Measurement	kafka_request
Metrics	Description	Data Type
TotalTimeMs.Count	Total request duration	int

PurgatorySize¶

PurgatorySize: A temporary storage area where produce and fetch requests wait until they are needed. Monitoring the size of purgatory helps identify the root cause of latency. For example, if the number of fetch requests in the purgatory queue increases accordingly, it can easily explain the increase in consumer fetch time.

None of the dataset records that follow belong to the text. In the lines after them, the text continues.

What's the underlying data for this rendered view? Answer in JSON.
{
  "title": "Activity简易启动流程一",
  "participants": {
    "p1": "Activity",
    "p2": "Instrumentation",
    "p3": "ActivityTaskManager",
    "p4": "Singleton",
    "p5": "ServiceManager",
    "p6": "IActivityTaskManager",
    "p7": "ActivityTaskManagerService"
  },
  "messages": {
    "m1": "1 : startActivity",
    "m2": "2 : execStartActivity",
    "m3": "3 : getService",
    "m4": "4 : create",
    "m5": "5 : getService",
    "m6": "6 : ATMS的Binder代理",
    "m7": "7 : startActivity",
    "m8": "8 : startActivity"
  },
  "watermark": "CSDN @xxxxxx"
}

Measurement	kafka_purgatory
Metrics	Description	Data Type
Fetch.PurgatorySize	Size of Fetch Purgatory	int
Produce.PurgatorySize	Size of Produce Purgatory	int
Rebalance.PurgatorySize	Size of Rebalance Purgatory	int
topic.PurgatorySize	Size of topic Purgatory	int
ElectLeader.PurgatorySize	Size of Leader Election Purgatory	int
DeleteRecords.PurgatorySize	Size of Delete Records Purgatory	int
DeleteRecords.NumDelayedOperations	Number of delayed delete records	int
Heartbeat.NumDelayedOperations	Heartbeat monitoring	int

BytesInPerSec / BytesOutPerSec¶

BytesInPerSec/BytesOutPerSec measure incoming/outgoing bytes. Typically, disk throughput and network throughput can both become bottlenecks. If you are sending messages across data centers, have numerous Topics, or replicas are catching up with the Leader, network throughput may affect Kafka's performance. These metrics help track network throughput on Brokers to identify where the bottleneck lies.

Measurement	kafka_topics
Metrics	Description	Data Type
BytesInPerSec.Count	Number of bytes flowing in per second	int
BytesInPerSec.OneMinuteRate	Flow rate per second	float
BytesOutPerSec.Count	Number of bytes flowing out per second	int
BytesOutPerSec.OneMinuteRate	Outflow rate per second	float

RequestsPerSec¶

RequestsPerSec measures the number of requests per second. By monitoring this metric, you can keep real-time tabs on the request rates of producers and consumers to ensure efficient Kafka communication. If this metric remains consistently high, consider increasing the number of producers or consumers to improve throughput and reduce unnecessary network overhead.

Measurement	kafka_topics
Metrics	Description	Data Type
TotalFetchRequestsPerSec.Count	Number of fetch requests per second	int
TotalProduceRequestsPerSec.Count	Number of write requests by producers per second	int
FailedFetchRequestsPerSec.Count	Number of failed Topic Fetches	int
FailedProduceRequestsPerSec.Count	Rate of failed send requests	int

Other Common Metrics¶

Measurement	kafka_controller
Metrics	Description	Data Type
GlobalTopicCount.Value	Total number of Topics in the cluster	int
GlobalPartitionCount.Value	Number of Partitions	int
TotalQueueSize.Value	Total number of queues	int
EventQueueSize.Value	Number of event queues	int

Measurement	kafka_request
Metrics	Description	Data Type
RequestQueueTimeMs.Count	Request queue time	int
ResponseSendTimeMs.Count	Response queue time	int
MessageConversionsTimeMs.Count	Message conversion time	int

Measurement	kafka_topics
Metrics	Description	Data Type
PartitionCount.Value	Number of Partitions	int
LeaderCount.Value	Number of Leaders	int
BytesRejectedPerSec.Count	Number of rejected Topic requests	int

Scenario Views¶

Before starting to use Guance to observe Kafka, you need to first register for a Guance account. After completing registration, log in to the Guance workspace. Then follow the <Kafka Integration Documentation> to implement Kafka observability.